Shivratri (variable, February or March): One of Hinduism’s most important festivals, dedicated to Shiva. Major celebrations at temples across the country — particularly at Varanasi’s Ghats and Pashupatinath in Nepal (easily accessible from Varanasi).

Elephant Festival, Jaipur (Holi day): Jaipur runs an elephant festival on the day of Holi, with decorated elephants, traditional costumes, and cultural performances at the Chowgan grounds.

Practical Tips

Holi protection: wear old clothes you don’t mind permanently staining. Cover cameras with zip-lock bags or leave them at the hotel. The color is water-soluble but stains fabric permanently.

Post-Holi, the international tourist tide in Rajasthan recedes significantly.
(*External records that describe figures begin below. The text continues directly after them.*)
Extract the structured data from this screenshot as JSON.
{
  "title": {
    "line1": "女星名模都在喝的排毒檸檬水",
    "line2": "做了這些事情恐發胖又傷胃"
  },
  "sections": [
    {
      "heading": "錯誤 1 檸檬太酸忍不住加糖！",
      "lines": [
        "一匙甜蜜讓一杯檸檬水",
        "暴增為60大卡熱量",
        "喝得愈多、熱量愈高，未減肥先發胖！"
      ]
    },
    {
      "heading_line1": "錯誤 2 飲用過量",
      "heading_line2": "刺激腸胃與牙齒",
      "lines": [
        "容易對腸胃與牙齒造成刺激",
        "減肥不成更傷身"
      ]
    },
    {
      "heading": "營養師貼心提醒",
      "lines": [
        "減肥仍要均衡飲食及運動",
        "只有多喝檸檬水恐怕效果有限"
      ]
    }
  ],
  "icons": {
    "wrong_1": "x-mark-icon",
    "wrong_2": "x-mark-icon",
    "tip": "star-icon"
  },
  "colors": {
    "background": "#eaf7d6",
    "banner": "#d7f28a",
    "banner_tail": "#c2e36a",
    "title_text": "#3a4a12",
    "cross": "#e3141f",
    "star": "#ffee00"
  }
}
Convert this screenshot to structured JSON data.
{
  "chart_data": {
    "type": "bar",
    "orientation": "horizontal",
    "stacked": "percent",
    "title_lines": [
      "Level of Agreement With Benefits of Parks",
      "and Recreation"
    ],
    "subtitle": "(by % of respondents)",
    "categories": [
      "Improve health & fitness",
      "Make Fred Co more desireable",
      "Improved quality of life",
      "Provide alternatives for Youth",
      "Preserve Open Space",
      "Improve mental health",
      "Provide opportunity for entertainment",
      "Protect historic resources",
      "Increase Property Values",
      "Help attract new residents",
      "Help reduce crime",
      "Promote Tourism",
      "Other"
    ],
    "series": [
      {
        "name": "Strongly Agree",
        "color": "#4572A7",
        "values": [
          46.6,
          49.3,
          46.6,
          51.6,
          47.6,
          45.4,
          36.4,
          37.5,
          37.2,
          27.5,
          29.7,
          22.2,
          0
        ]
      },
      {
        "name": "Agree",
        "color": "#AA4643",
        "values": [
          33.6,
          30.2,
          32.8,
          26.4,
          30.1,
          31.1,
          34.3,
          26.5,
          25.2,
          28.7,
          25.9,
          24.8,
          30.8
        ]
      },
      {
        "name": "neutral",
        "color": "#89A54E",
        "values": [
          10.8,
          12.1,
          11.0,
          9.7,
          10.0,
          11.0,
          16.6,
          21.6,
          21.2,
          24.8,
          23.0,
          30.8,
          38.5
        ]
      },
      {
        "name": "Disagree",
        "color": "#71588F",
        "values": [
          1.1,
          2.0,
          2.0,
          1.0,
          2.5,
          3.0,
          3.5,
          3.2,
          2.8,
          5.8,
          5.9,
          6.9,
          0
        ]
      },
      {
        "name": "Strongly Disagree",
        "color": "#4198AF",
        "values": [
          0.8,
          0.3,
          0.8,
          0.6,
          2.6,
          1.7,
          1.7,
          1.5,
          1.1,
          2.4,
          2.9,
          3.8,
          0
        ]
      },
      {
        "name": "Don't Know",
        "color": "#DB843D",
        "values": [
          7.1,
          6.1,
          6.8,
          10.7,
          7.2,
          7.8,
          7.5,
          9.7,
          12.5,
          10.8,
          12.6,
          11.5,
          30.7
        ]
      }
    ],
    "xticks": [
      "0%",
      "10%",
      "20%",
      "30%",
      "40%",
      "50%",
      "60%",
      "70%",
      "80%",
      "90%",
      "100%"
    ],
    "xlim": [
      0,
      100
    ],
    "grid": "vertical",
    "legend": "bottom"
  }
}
Late March into April has Rajasthan’s sites with far fewer visitors — a tradeoff against increasing temperatures.

Kerala hill stations are genuinely more comfortable than Kerala’s coast in March — the 1,000–1,600m altitude means temperatures 10°C cooler than Kochi or Thiruvananthapuram.

Who March Is For

Anyone who has Holi on their India list — this is the month. Travelers combining a North India cultural itinerary with a South India cooler-altitude nature segment. People who want Rajasthan’s great sites with fewer tourists, willing to accept warmer temperatures. And budget travelers: prices are notably lower than January–February by mid-to-late March.